6 Millibars is the pressure of the triple point of water. Water boils at lower and lower temperatures as mountaineers go to higher altitudes on earth. When the atmospheric pressure reaches 6 millibars liquid water can boil at 0°C, where it is also freezing at the same time. On Mars water can be in a glass that is freezing and boiling at the same time.
Sorry for the off-topic, but the idea of that expedition (if you are talking about Columbus' expedition that took him to the Americas) was not to prove that the Earth was round but to find a sea route to India and China, in which he failed because there was a continent in the way.
Originally posted by Matyas
This is a holdover from the Flat Earth era. Eventually Queen Isabella had to finance an expedition to overturn the silly notion. Never mind that the ancient Greeks, Egyptians, Mayans, Vikings, and Chinese knew better, no one listened until big money proved it.
I think that the problem is the start of live on a planetary system.
Originally posted by blue bird
I somehow - could not belive that only Earth has a chance....all that incredible verity of flora and fauna here and not a single one on Mars..or Venus..or Titan..or anywhere else.

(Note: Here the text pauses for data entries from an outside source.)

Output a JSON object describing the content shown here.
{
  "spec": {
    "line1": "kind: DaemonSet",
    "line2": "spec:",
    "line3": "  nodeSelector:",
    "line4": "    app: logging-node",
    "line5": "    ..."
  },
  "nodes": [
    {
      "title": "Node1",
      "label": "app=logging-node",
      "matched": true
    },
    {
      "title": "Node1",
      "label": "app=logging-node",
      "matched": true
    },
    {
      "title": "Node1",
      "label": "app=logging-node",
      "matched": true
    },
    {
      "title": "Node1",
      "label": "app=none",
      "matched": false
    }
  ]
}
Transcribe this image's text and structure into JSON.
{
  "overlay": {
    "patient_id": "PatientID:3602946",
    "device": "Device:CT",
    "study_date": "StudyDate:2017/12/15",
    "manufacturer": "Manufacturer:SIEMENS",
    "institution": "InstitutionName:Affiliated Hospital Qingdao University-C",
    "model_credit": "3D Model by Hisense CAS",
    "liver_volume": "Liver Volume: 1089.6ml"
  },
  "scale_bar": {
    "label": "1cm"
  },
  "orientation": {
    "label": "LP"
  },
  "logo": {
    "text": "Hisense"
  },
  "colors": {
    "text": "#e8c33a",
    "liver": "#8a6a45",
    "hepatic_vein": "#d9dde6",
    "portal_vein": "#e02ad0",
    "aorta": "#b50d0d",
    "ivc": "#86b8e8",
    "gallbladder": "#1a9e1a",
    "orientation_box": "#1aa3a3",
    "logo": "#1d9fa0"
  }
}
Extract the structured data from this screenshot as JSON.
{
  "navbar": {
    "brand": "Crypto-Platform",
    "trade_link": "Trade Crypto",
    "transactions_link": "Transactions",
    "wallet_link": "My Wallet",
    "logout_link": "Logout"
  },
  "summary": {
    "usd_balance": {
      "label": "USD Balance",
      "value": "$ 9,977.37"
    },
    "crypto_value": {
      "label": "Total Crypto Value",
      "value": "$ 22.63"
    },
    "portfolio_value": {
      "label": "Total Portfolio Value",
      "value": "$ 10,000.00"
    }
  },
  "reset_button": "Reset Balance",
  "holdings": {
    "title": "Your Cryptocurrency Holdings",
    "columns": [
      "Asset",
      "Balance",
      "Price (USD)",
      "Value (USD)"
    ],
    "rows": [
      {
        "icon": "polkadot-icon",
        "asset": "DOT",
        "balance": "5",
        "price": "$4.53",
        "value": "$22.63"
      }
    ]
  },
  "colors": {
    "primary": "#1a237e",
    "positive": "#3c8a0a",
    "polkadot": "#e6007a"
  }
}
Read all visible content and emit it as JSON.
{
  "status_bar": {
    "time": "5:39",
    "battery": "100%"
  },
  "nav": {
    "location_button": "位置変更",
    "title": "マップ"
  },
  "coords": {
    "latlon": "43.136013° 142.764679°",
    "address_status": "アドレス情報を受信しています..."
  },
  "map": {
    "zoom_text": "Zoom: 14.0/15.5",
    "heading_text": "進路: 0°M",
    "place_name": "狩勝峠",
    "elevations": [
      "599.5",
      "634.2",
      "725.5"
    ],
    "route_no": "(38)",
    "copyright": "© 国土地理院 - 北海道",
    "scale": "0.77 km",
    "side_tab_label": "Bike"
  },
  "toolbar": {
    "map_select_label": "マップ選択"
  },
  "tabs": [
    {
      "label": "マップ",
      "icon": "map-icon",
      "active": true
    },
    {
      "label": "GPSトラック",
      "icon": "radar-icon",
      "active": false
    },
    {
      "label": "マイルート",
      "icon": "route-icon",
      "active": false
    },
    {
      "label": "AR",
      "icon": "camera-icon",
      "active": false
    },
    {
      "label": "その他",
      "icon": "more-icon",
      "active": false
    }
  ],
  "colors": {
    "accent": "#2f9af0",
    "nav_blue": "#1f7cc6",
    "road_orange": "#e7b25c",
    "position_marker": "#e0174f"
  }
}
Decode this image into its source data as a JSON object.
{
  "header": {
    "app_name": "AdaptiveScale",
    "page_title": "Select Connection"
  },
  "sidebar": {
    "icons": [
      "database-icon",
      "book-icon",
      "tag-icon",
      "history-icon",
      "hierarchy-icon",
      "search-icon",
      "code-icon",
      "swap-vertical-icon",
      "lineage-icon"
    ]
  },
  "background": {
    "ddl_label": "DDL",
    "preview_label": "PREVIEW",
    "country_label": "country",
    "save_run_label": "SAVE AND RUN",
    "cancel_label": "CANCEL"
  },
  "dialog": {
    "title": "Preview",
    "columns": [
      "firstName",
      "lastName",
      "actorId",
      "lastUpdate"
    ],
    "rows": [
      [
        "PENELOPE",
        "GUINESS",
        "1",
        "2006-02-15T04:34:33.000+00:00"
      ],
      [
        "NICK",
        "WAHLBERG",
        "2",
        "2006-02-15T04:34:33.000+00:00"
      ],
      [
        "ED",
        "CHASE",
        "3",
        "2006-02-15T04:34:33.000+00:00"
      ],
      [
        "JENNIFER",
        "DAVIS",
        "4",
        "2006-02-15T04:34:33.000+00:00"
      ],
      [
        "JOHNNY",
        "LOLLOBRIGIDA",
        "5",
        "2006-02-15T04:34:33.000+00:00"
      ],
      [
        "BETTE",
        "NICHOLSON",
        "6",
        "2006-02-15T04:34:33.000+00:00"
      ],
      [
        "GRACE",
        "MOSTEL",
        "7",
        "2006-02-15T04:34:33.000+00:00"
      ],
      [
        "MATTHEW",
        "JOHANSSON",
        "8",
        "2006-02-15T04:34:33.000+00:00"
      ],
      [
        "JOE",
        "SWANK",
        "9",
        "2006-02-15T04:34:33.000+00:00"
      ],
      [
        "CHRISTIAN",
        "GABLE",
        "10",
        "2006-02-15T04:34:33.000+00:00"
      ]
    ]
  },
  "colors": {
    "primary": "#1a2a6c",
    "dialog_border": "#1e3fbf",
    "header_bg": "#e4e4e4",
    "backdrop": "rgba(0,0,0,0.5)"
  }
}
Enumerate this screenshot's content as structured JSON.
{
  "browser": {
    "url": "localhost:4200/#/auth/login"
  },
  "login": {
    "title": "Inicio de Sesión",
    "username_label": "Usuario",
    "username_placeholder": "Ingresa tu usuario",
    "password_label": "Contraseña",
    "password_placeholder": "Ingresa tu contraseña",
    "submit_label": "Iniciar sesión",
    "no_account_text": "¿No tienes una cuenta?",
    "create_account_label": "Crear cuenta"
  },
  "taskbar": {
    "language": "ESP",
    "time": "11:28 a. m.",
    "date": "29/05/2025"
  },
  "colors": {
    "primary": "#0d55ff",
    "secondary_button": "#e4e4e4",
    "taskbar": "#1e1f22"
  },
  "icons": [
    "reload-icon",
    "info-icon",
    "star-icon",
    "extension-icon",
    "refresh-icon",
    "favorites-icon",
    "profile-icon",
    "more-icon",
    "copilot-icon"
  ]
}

We say “hostile conditions for life“ - surly we humans could not live in any of conditions mentioned above - but, guess what - we see that something else does.
Originally posted by ArMaP...the idea of that expedition (if you are talking about Columbus' expedition that took him to the Americas) was not to prove that the Earth was round but to find a sea route to India and China, in which he failed because there was a continent in the way.
Originally posted by blue bird
Thanks Orion - apsolutly great contribution
[edit on 8-6-2007 by blue bird]
Originally posted by Orion437
MSSS Image full gif
[edit on 7-6-2007 by zorgon]
Originally posted by blue bird
Guess what : Mars average pressure IS 6.1 MILLIBARS!!! Coincidence!?